小ロット対応のメーカーであれば、個人事業主でも依頼可能です。ただし販売する以上は責任が伴うため、薬機法の基本的な理解と、製造販売元をどう立てるかの整理は欠かせません。多くの場合、受託製造会社が製造販売元となる形で対応できますが、この体制を受けているかどうかは会社によって異なるため、初回の問い合わせで確認してください。


開発から納品まで、どれくらいの期間がかかりますか?


既存処方をベースにする場合で3〜4ヶ月、フルオーダーの処方開発を行う場合で6〜8ヶ月が目安です。自社でゼロから開発すると1〜2年かかることを考えれば、OEMのスピードメリットは大きいと言えます。遅延の主因は試作評価の長期化と容器・原料の調達遅延なので、この2点にバッファを持たせた計画を立てておくと安心です。


「薬用洗顔料」として販売することはできますか?


「薬用」を掲げるには医薬部外品としての承認が必要になり、化粧品より開発期間・費用ともに大きく増えます。承認済みの処方を持つメーカーに相乗りする形であれば現実的な選択肢になりますが、独自の有効成分で新規に承認を取るのは小規模ブランドには重い挑戦です。まずは化粧品として立ち上げ、ブランドが育ってから検討する順序が現実的でしょう。


在庫は全量を自分で保管する必要がありますか?


メーカーによっては一時的な保管に応じてくれる場合があり、フルフィルメント会社の倉庫を利用する方法もあります。ただし保管費は毎月発生するため、在庫回転を織り込んだ設計が前提です。洗顔料は使用期限があるため、「安いから多めに作る」という判断が結果的に廃棄損につながらないよう、販売計画とロット数を必ずセットで考えてください。

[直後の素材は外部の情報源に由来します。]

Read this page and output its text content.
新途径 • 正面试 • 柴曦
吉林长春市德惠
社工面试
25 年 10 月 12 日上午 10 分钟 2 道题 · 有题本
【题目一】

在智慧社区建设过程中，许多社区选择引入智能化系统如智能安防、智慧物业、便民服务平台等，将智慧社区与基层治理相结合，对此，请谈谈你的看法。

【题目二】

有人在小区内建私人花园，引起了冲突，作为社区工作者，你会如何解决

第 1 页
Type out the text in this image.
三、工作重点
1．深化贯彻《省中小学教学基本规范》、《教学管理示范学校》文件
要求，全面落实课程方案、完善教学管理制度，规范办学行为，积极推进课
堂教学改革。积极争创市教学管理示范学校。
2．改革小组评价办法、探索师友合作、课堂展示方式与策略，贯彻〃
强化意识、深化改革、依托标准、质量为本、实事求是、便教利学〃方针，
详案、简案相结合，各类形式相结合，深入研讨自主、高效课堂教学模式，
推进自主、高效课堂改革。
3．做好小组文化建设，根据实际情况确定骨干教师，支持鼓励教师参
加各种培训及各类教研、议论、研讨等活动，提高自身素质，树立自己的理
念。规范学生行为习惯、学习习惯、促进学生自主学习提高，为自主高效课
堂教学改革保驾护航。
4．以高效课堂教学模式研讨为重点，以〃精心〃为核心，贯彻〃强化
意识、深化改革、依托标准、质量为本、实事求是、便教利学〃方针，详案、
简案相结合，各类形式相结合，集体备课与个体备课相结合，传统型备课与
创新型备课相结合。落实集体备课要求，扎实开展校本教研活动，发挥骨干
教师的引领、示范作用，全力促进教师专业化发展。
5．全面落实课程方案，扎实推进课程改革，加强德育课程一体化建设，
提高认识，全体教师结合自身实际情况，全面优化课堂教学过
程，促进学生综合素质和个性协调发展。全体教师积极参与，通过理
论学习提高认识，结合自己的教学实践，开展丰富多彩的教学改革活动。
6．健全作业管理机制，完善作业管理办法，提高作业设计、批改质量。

まとめ|洗顔料OEMは「小さく作って、速く回す」時代へ


洗顔料OEMを成功させる鍵は、次の5点に集約されます。


  1. 費用構造を理解する — バルクと容器で原価の6〜7割。ここを設計すればコストはコントロールできる
  2. 剤型を戦略から選ぶ — 作りたいものではなく、狙う顧客と販売計画に合う剤型を選ぶ
  3. 製法の制約を先に知る — 枠練りか機械練りか、防腐設計をどうするかは企画の前提条件
  4. メーカーは提案の質で選ぶ — 見積額より、リスクを率直に説明してくれるかどうかで判断する
  5. 500個で市場に問いかける — 一発勝負ではなくPDCAを回し、データで意思決定する
かつては数千個単位の在庫リスクを取らなければ挑戦できなかったオリジナルブランドづくりも、小ロット対応のメーカーが増えたことで、格段に始めやすくなりました。洗顔料のOEM製造で自社ブランドを展開するなら、いきなり完璧を目指すのではなく、まずは小さく形にして市場の声を聞くこと。その一周目の学びこそが、二周目以降の商品力を決定づけます。

まずは作りたい洗顔料の剤型・内容量・ロット数を仮決めし、同じ条件で複数のメーカーに見積もりを依頼するところから始めてみてください。返ってくる見積書と提案内容を比べるだけで、自分のブランドが取るべき方向性は驚くほどはっきりと見えてくるはずです。